"Only too glad, and I'll tell the court-martial the whole story," answered Hector, going.

"Come back."

"Ah!"

"I said, 'consider yourself dismissed.' Don't come near me again, d'ye hear?"

"Where am I to go?"

"I'll arrange that, go." Hector went, leaving Bradford white and shaken, as he saw in his mind's eye his late A.D.C. hurrying from Mess to Mess, and stripping, as he went, all his new-born reputation from him. Like most mental visions, it was altogether baseless, for, whatever other faults Hector possessed, pettiness was not among the number, and despite his threat to reveal all at the court-martial, he would, nevertheless, had such taken place, kept scornfully silent on the subject.

Bradford, however, had little or no understanding of human nature or character, and consequently sat where he was for hours, fearing to go out lest he should read in men's faces the knowledge of his own undoing. At last, wearily rising, he moved across to the writing-table, and, sitting down, proceeded to indite a letter to Headquarters, in which he stated that, for purely personal reasons, he was desirous of changing his A.D.C., and asked that his present one might be transferred to a post elsewhere.

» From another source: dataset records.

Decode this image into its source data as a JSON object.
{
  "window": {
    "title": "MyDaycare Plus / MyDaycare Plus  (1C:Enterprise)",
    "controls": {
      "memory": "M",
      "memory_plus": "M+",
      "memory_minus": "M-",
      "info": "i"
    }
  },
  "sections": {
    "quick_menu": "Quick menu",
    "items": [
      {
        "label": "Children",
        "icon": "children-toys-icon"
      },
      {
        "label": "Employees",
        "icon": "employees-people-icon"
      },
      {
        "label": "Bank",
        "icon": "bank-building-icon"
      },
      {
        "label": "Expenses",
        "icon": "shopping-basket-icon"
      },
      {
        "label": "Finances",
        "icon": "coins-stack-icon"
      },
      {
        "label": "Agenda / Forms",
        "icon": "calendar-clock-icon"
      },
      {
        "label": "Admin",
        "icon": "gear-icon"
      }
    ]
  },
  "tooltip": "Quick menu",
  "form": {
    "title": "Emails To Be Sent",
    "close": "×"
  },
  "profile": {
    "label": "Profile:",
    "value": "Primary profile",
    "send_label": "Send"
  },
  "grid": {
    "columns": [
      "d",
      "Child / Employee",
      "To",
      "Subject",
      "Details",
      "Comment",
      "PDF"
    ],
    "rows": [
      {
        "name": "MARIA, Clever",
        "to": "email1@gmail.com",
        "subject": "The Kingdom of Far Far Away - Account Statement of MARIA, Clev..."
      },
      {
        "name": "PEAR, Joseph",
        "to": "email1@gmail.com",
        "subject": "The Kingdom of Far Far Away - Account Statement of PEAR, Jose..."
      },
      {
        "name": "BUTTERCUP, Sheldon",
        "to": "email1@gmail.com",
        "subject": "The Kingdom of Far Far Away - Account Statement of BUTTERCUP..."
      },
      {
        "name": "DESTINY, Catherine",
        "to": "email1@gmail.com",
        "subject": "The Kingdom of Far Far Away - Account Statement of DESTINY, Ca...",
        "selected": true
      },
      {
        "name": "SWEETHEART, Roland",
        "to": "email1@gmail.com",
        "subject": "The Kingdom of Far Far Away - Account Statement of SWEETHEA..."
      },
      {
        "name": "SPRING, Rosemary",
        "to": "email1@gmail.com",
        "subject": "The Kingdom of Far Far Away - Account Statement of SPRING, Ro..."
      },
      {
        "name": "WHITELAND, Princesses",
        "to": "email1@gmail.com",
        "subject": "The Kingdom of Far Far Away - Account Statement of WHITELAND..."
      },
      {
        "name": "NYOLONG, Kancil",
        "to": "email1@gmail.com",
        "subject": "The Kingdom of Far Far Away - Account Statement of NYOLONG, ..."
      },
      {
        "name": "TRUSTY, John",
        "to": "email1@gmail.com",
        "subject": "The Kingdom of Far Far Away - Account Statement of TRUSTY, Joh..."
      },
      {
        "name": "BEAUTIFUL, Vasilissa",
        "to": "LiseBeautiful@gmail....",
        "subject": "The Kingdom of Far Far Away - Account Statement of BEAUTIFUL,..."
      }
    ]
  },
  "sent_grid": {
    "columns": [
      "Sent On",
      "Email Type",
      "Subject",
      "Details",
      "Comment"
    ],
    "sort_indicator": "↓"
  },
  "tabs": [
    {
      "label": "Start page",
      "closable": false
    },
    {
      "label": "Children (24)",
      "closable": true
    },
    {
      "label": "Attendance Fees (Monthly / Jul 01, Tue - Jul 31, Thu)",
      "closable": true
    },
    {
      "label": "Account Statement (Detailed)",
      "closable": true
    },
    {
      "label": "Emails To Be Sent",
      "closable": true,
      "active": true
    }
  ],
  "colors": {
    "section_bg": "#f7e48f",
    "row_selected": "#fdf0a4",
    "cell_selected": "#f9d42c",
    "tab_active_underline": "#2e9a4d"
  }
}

He suggested the Transport, an unpleasant smile on his face as he wrote, and having finished the letter sealed it, and summoned the orderly, whose face he watched narrowly as he handed him the document. With sinking heart, he noted a cloud on the man's face, the consequence, it may be observed, of a misunderstanding with Martha, the Mayor's parlour-maid.

The result of the letter was Hector's appointment as transport officer to a small column working in the Transvaal, and to that place he departed, after a short leave-taking with his late Chief, who wished him good luck in his new venture, and regretted that the arrival of a nephew from England necessitated Hector's removal. He also regretted any differences they might have had, and—and he hoped that—that ...

"I am not a gossip," answered Graeme coldly, "though you were good enough to accuse me of it once, nor am I small," and, ignoring the outstretched hand, he turned his back on his well-wisher.